The actor Richard Gere recently said that America needs leaders who can “raise us to a higher level of possibility” and criticized what he called a “crude mentality.” Because he is a celebrity, his spiritual views—shaped by Buddhism—are treated as wisdom and widely accepted.
But this raises an honest question: why do the spiritual ideas of entertainers carry such authority, while the beliefs of ordinary Christians are ignored or dismissed? Why is it acceptable to promote Eastern religion, but unacceptable to say, “If the world wants truth, it must return to what Jesus taught”?
This is especially inconsistent because America was not founded on Buddhist principles or any other world religion. Its laws, institutions, and moral structure were shaped directly by the Bible. The founders did not hide this.
George Washington said:
“It is impossible to rightly govern the world without God and the Bible.”
John Adams wrote:
“Our Constitution was made only for a moral and religious people.”
Noah Webster stated:
“The moral principles and precepts of the Bible ought to form the basis of all our civil laws.”

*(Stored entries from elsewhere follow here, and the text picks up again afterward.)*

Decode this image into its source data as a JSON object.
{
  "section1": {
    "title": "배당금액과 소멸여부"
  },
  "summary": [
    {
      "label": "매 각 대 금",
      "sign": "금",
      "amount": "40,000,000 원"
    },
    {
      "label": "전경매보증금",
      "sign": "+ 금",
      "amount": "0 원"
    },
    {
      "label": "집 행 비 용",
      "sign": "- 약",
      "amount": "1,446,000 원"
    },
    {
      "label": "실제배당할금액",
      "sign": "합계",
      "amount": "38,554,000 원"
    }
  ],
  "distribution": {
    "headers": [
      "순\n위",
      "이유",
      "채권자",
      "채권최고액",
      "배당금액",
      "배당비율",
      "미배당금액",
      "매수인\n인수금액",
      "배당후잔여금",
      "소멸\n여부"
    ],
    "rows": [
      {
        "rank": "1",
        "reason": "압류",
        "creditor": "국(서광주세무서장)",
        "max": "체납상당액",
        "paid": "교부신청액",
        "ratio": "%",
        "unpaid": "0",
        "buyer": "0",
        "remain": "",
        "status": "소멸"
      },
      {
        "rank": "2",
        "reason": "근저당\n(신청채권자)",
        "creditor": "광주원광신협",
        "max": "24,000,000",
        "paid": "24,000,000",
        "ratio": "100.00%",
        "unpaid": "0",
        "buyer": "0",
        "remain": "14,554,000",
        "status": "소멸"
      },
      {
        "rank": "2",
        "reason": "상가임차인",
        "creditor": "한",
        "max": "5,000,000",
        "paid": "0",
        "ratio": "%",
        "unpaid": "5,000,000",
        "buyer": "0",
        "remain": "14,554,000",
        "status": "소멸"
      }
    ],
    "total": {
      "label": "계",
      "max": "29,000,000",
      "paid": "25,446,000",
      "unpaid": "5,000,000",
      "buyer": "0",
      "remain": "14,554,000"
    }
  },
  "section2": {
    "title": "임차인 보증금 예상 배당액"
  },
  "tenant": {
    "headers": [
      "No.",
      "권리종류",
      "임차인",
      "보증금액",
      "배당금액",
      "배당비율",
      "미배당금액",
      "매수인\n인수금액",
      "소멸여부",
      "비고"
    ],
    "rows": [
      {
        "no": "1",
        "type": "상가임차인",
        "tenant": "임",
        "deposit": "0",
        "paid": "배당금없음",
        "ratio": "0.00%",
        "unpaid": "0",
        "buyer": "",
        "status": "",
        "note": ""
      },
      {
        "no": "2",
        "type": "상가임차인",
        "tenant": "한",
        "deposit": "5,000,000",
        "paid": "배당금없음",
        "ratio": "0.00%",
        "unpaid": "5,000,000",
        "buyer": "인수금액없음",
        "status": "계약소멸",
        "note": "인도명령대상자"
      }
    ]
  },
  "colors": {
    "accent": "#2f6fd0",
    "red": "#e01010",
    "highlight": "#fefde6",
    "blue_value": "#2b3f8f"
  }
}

These men understood that a nation cannot survive without a solid moral foundation. The Bible provides that foundation by dealing with the human heart—truth, conscience, sin, repentance, responsibility, and the value of every person. These are matters of the soul, not simply emotion.
And this is the difference.
Many world religions offer practices that calm feelings or elevate the mind for a moment, but they do not transform the inner life. They appeal to emotion but do not address the condition of the soul. The teachings of Scripture speak directly to the deepest part of a person—their character, their moral choices, their eternal identity—and this is what gives a nation stability.
America has lasted because it was built on something stronger than sentiment. Its laws may seem firm, even uncomfortable, to the rest of the world, but they endure because they rest on biblical truth. If America is going to remain free, just, and strong, it must protect the very foundation that made it what it is. When a nation lets go of the truth that shaped it, it begins to lose itself.
The Bible is not merely a religious book; it is the foundation of the nation’s moral strength. And if America is to survive, it must guard that foundation—not replace it with ideas that only soothe emotions, but hold fast to the truth that shapes the soul.